Der Begriff der „oberen Brust“ sorgt in Fitnessstudios immer wieder für Diskussionen – besonders dann, wenn es um gezieltes Muskeltraining geht. Übungen wie Schrägbankdrücken stehen dabei häufig im Fokus. Kritiker verweisen jedoch auf die Anatomie. Der sogenannte *Musculus pectoralis major* sei ein einziger Muskel, fächerförmig aufgebaut, und lasse sich nicht in obere oder untere Abschnitte unterteilen. Doch diese Sichtweise greift zu kurz, wenn man den Muskel im Trainingskontext betrachtet.

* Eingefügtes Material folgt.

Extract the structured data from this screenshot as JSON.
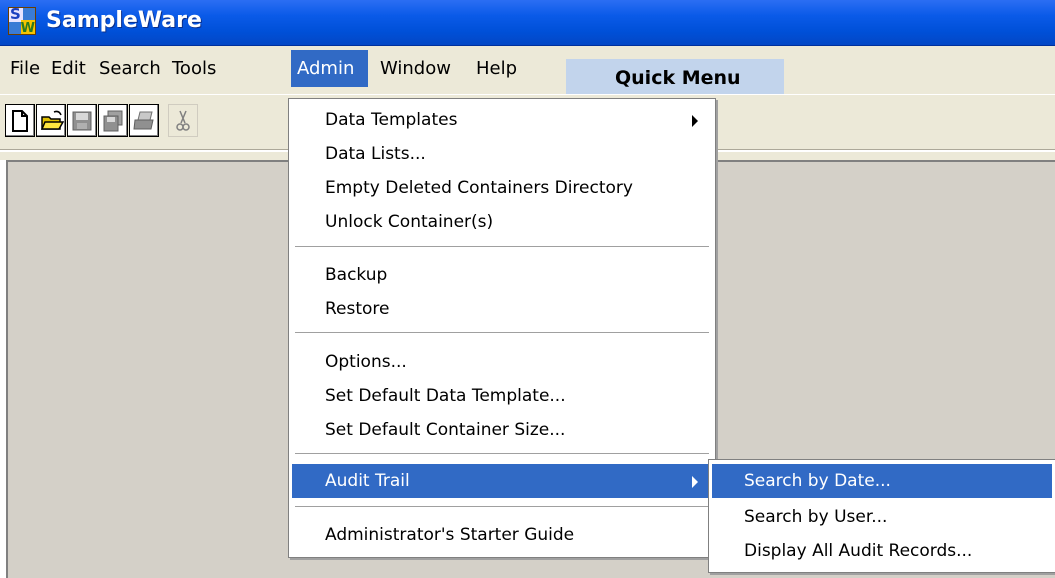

Unterschiedlichen Ursprungszonen werden gerne übersehen
Denn obwohl der große Brustmuskel anatomisch eine Einheit bildet, zeigen sich bei genauerer Analyse Unterschiede in seiner inneren Struktur. Der Muskel entspringt aus verschiedenen Bereichen, am Schlüsselbein, am Brustbein mitsamt den oberen Rippen sowie im Bereich über den geraden Bauchmuskeln. Diese unterschiedlichen Ursprungszonen führen dazu, dass sich die Muskelanteile bei bestimmten Übungen unterschiedlich stark ansprechen lassen. Dies bestätigen auch elektromyografische Untersuchungen, die eine höhere Aktivierung des sogenannten claviculären Anteils – also des Schlüsselbeinbereichs – beim Schrägbankdrücken mit etwa 30 Grad Neigung nachweisen konnten. Umgekehrt zeigen sich bei negativem Bankdrücken oder Dips verstärkte Reize in den unteren Faserbereichen.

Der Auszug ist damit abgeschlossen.